Conrad Wiene was born in Vienna, younger son of the successful actor Carl Wiene, in whose footsteps Conrad initially followed as a stage and screen actor. He co-directed his first films with his elder brother Robert, and later made almost twenty feature films, mostly silent. For most of them he also wrote the screenplays.
He worked in Berlin, Prague and Breslau (Wrocław) and above all in Vienna, where several of his silent films were shot in the Schönbrunn Studios (Schönbrunn-Ateliers).
His name was connected with the first proposal in 1930 in Vienna to film Lion Feuchtwanger's 1925 historical novelJud Süß ("Jew Süss"), but the project never reached the production stage.[1]
With the arrival and dominance of sound film, Wiene worked in Germany.
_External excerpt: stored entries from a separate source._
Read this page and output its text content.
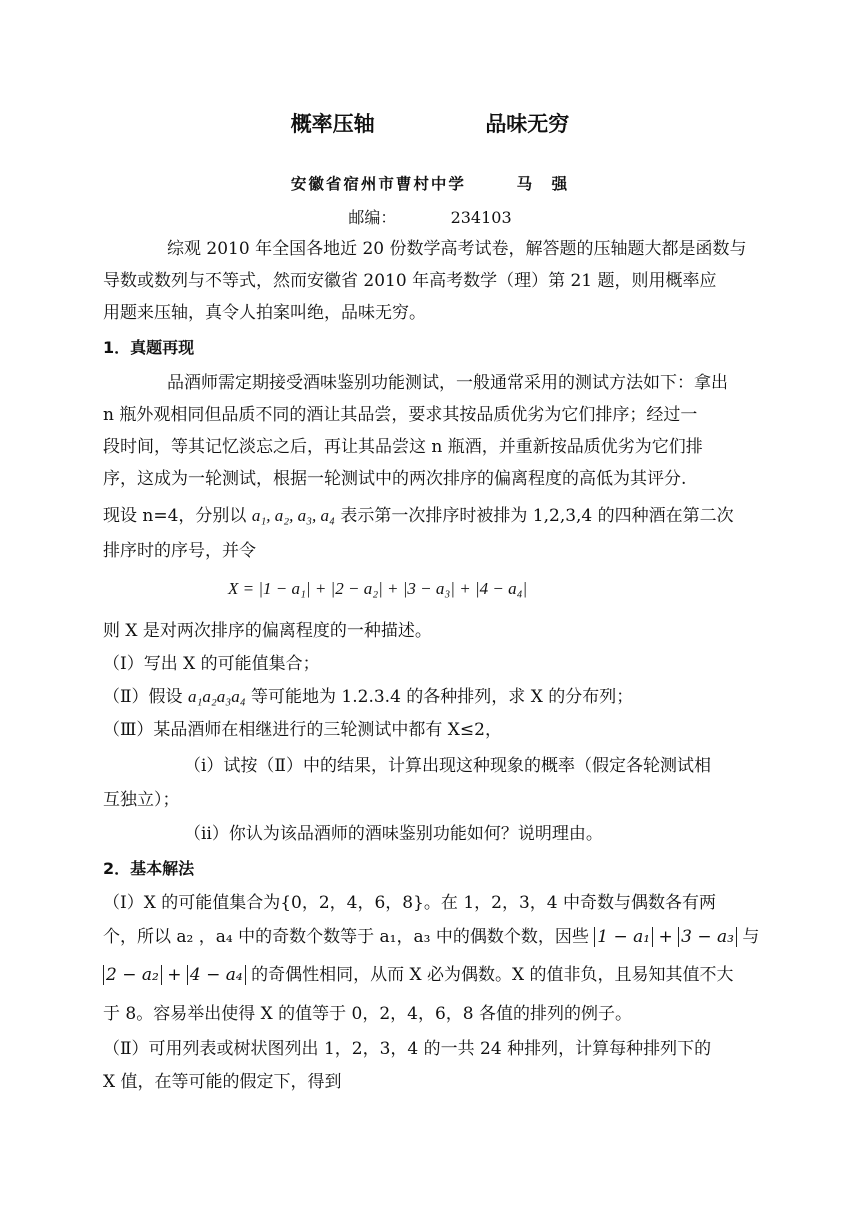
概率压轴	品味无穷
安徽省宿州市曹村中学	马　强
邮编：	234103
综观 2010 年全国各地近 20 份数学高考试卷，解答题的压轴题大都是函数与
导数或数列与不等式，然而安徽省 2010 年高考数学（理）第 21 题，则用概率应
用题来压轴，真令人拍案叫绝，品味无穷。
1．真题再现
品酒师需定期接受酒味鉴别功能测试，一般通常采用的测试方法如下：拿出
n 瓶外观相同但品质不同的酒让其品尝，要求其按品质优劣为它们排序；经过一
段时间，等其记忆淡忘之后，再让其品尝这 n 瓶酒，并重新按品质优劣为它们排
序，这成为一轮测试，根据一轮测试中的两次排序的偏离程度的高低为其评分.
现设 n=4，分别以 a₁, a₂, a₃, a₄ 表示第一次排序时被排为 1,2,3,4 的四种酒在第二次
排序时的序号，并令
X = |1 − a₁| + |2 − a₂| + |3 − a₃| + |4 − a₄|
则 X 是对两次排序的偏离程度的一种描述。
（Ⅰ）写出 X 的可能值集合；
（Ⅱ）假设 a₁a₂a₃a₄ 等可能地为 1.2.3.4 的各种排列，求 X 的分布列；
（Ⅲ）某品酒师在相继进行的三轮测试中都有 X≤2，
（ⅰ）试按（Ⅱ）中的结果，计算出现这种现象的概率（假定各轮测试相
互独立）；
（ⅱ）你认为该品酒师的酒味鉴别功能如何？说明理由。
2．基本解法
（Ⅰ）X 的可能值集合为{0，2，4，6，8}。在 1，2，3，4 中奇数与偶数各有两
个，所以 a₂ ，a₄ 中的奇数个数等于 a₁，a₃ 中的偶数个数，因些 1 − a₁ + 3 − a₃ 与
2 − a₂ + 4 − a₄ 的奇偶性相同，从而 X 必为偶数。X 的值非负，且易知其值不大
于 8。容易举出使得 X 的值等于 0，2，4，6，8 各值的排列的例子。
（Ⅱ）可用列表或树状图列出 1，2，3，4 的一共 24 种排列，计算每种排列下的
X 值，在等可能的假定下，得到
After Adolf Hitler took power in Germany in 1933, Wiene, who was Jewish,[2] left Berlin for Vienna. He left Vienna in May 1934 and his subsequent fate is unknown.
^The novel was later filmed in England, in 1934, and again in 1940 in Nazi Germany, by Veit Harlan. While the British film, Jew Suss, can be seen today as sympathetic towards Jews and indirectly critical of National Socialist policy towards the Jews, the later German adaptation Jud Süß was an infamous anti-semitic film on permanent release during World War II in all occupied countries.